Diffstat (limited to 'tools/perf/Documentation/perf-diff.txt')
-rw-r--r--tools/perf/Documentation/perf-diff.txt305
1 files changed, 305 insertions, 0 deletions
diff --git a/tools/perf/Documentation/perf-diff.txt b/tools/perf/Documentation/perf-diff.txt
new file mode 100644
index 000000000..f3067a4af
--- /dev/null
+++ b/tools/perf/Documentation/perf-diff.txt
@@ -0,0 +1,305 @@
+perf-diff(1)
+============
+
+NAME
+----
+perf-diff - Read perf.data files and display the differential profile
+
+SYNOPSIS
+--------
+[verse]
+'perf diff' [baseline file] [data file1] [[data file2] ... ]
+
+DESCRIPTION
+-----------
+This command displays the performance difference amongst two or more perf.data
+files captured via perf record.
+
+If no parameters are passed it will assume perf.data.old and perf.data.
+
+The differential profile is displayed only for events matching both
+specified perf.data files.
+
+If no parameters are passed the samples will be sorted by dso and symbol.

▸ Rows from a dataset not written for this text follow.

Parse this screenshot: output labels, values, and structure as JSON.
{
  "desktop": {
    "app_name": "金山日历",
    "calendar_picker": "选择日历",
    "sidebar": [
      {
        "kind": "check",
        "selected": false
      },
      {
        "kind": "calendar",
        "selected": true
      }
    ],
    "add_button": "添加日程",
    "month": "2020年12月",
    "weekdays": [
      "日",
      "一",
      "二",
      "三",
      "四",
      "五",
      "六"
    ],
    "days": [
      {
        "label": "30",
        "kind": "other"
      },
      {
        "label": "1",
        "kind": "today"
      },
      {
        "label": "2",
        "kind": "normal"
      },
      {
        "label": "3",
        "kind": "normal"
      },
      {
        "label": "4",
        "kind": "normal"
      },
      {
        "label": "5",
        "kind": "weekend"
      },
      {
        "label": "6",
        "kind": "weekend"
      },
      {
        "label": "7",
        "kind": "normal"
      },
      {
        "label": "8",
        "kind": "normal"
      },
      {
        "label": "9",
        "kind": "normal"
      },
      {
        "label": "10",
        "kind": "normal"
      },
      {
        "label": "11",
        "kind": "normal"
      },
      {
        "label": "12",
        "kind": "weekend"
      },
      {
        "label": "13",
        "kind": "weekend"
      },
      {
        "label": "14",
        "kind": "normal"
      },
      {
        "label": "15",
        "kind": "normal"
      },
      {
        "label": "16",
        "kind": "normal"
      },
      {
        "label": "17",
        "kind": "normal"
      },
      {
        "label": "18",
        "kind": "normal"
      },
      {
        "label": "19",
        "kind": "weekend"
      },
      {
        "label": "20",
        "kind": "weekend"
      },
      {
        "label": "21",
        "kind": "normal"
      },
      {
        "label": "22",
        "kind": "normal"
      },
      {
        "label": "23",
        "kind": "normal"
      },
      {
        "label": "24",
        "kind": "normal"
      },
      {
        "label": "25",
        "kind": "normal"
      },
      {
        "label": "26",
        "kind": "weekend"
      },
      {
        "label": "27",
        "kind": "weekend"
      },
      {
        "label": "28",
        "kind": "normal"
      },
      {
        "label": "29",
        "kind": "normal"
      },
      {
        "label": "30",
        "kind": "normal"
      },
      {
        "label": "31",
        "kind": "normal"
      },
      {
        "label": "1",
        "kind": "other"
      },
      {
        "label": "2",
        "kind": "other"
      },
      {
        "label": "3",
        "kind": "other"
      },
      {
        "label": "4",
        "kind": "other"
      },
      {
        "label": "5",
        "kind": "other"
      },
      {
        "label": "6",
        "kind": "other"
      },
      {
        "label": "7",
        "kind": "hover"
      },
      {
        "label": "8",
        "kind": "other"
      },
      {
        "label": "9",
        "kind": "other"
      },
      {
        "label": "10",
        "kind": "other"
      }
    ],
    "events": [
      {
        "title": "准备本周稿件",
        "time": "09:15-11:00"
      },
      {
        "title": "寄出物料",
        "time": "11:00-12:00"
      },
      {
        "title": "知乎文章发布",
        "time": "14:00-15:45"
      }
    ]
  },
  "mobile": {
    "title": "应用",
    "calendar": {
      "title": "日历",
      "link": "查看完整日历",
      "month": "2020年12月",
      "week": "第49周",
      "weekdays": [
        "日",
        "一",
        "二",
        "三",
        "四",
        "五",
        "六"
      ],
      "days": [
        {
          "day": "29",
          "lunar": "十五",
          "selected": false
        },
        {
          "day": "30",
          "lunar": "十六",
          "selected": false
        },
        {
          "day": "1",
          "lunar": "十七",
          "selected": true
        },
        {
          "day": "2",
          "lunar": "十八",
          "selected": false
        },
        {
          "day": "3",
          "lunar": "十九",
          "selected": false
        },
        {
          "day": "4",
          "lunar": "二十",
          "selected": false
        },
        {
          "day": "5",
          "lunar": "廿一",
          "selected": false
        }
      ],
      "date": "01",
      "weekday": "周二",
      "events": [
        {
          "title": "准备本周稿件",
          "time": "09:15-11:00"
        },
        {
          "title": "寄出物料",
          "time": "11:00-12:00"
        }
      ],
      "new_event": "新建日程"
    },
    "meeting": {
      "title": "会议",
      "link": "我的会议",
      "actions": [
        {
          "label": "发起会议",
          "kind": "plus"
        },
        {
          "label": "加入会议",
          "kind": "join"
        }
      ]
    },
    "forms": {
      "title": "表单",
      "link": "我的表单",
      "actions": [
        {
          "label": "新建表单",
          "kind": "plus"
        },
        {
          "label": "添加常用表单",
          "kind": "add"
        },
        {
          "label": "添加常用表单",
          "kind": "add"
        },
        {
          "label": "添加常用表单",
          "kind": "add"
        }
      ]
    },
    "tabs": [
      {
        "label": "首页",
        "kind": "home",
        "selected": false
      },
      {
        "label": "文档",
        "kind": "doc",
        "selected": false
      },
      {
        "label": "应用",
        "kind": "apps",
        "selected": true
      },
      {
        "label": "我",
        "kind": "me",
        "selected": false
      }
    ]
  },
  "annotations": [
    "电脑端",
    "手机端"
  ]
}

+As the perf.data files could come from different binaries, the symbols addresses
+could vary. So perf diff is based on the comparison of the files and
+symbols name.
+
+OPTIONS
+-------
+-D::
+--dump-raw-trace::
+ Dump raw trace in ASCII.
+
+--kallsyms=<file>::
+ kallsyms pathname
+
+-m::
+--modules::
+ Load module symbols. WARNING: use only with -k and LIVE kernel
+
+-d::
+--dsos=::
+ Only consider symbols in these dsos. CSV that understands
+ file://filename entries. This option will affect the percentage
+ of the Baseline/Delta column. See --percentage for more info.
+
+-C::
+--comms=::
+ Only consider symbols in these comms. CSV that understands
+ file://filename entries. This option will affect the percentage
+ of the Baseline/Delta column. See --percentage for more info.
+
+-S::
+--symbols=::
+ Only consider these symbols. CSV that understands
+ file://filename entries. This option will affect the percentage
+ of the Baseline/Delta column. See --percentage for more info.
+
+-s::
+--sort=::
+ Sort by key(s): pid, comm, dso, symbol, cpu, parent, srcline.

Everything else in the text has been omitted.